Concluding our week long celebration of International Women’s Day, we feature our consultant Cathy Moscardini.
What does International Women’s Day mean to you?
IWD is a celebration of the progress women have made over the last 100 years, and a recognition of the way we have to go. It’s obviously amazing to see schools, organisations and companies putting on events and raising awareness for IWD, but let this be a spark for people to take action after today.
Have you experienced any negative gender-related issues in your career?
If you’ve ever been in an admin role, you’ve probably experienced people thinking that because you are a young woman in an admin role, that you aren’t bright and you are below them. This needs to change!
I also personally hate it when people address one or more women as ‘girls’ in the workplace. You wouldn’t say ‘boys’ to a group of men at work so why should we put up with it the other way round.
I’ve also been in situations in recruiting new employees where I see that characteristics that are traditionally seen as male are favoured over ‘female characteristics’. This is something that we can easily remedy by checking our self and our own biases.
What advice would you give your younger self as you started to navigate your career?

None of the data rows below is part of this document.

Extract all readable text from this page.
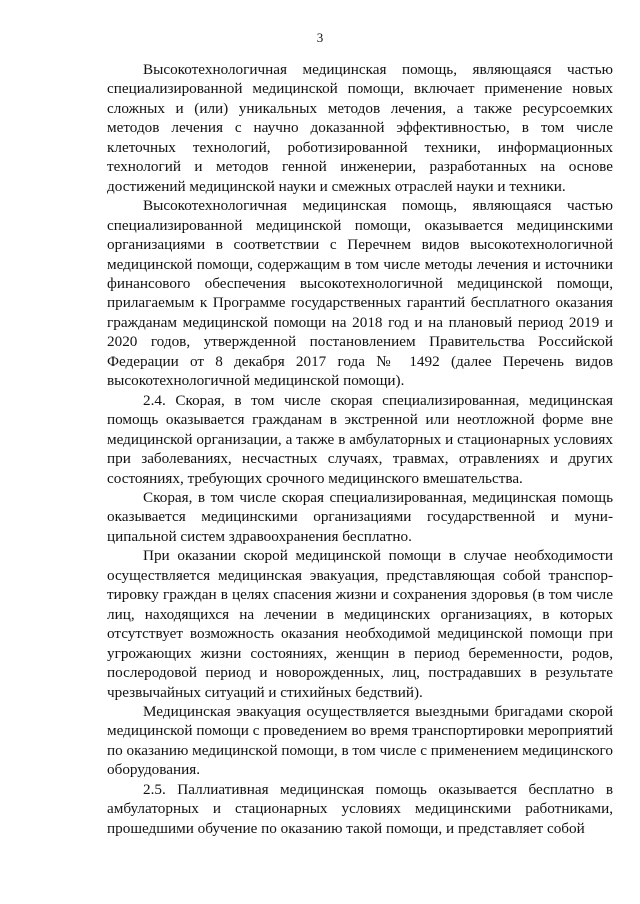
3

Высокотехнологичная медицинская помощь, являющаяся частью специализированной медицинской помощи, включает применение новых сложных и (или) уникальных методов лечения, а также ресурсоемких методов лечения с научно доказанной эффективностью, в том числе клеточных технологий, роботизированной техники, информационных технологий и методов генной инженерии, разработанных на основе достижений медицинской науки и смежных отраслей науки и техники.

Высокотехнологичная медицинская помощь, являющаяся частью специализированной медицинской помощи, оказывается медицинскими организациями в соответствии с Перечнем видов высокотехнологичной медицинской помощи, содержащим в том числе методы лечения и источники финансового обеспечения высокотехнологичной медицинской помощи, прилагаемым к Программе государственных гарантий бесплатного оказания гражданам медицинской помощи на 2018 год и на плановый период 2019 и 2020 годов, утвержденной постановлением Правительства Российской Федерации от 8 декабря 2017 года № 1492 (далее Перечень видов высокотехнологичной медицинской помощи).

2.4. Скорая, в том числе скорая специализированная, медицинская помощь оказывается гражданам в экстренной или неотложной форме вне медицинской организации, а также в амбулаторных и стационарных условиях при заболеваниях, несчастных случаях, травмах, отравлениях и других состояниях, требующих срочного медицинского вмешательства.

Скорая, в том числе скорая специализированная, медицинская помощь оказывается медицинскими организациями государственной и муниципальной систем здравоохранения бесплатно.

При оказании скорой медицинской помощи в случае необходимости осуществляется медицинская эвакуация, представляющая собой транспортировку граждан в целях спасения жизни и сохранения здоровья (в том числе лиц, находящихся на лечении в медицинских организациях, в которых отсутствует возможность оказания необходимой медицинской помощи при угрожающих жизни состояниях, женщин в период беременности, родов, послеродовой период и новорожденных, лиц, пострадавших в результате чрезвычайных ситуаций и стихийных бедствий).

Медицинская эвакуация осуществляется выездными бригадами скорой медицинской помощи с проведением во время транспортировки мероприятий по оказанию медицинской помощи, в том числе с применением медицинского оборудования.

2.5. Паллиативная медицинская помощь оказывается бесплатно в амбулаторных и стационарных условиях медицинскими работниками, прошедшими обучение по оказанию такой помощи, и представляет собой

Persevere when making your voice heard. We’ve all been in situations where there’s someone that keeps speaking and doesn’t say anything, but also doesn’t give anyone else a chance to speak (more often than not it’s a man, just saying). If you have a point to make, don’t give up. People will be glad you spoke up.
What would your hopes be for Women and specifically around the theme of #PressforProgress?
My hopes for women in the workplace and #PressforProgress include all the normal things we talk about like more senior women, no gender pay gap, and a culture of equality in the workplace. One thing that is often overlooked is a culture of equality also means breaking male stereotypes in the workplace as well. It’s no wonder we aren’t seeing progress at the rate we want when we aren’t creating a culture where it’s okay for men to care for children and work flexibly. Creating policies is all very well and good, but creating a culture where this is the norm is much more difficult. We need to see more examples of both senior men and women in society and in the workplace with diverse work-home-life experiences. When we stop hearing comments about how great it is when a man takes paternity leave or works flexibly, that’s when we’ll know it’s the norm.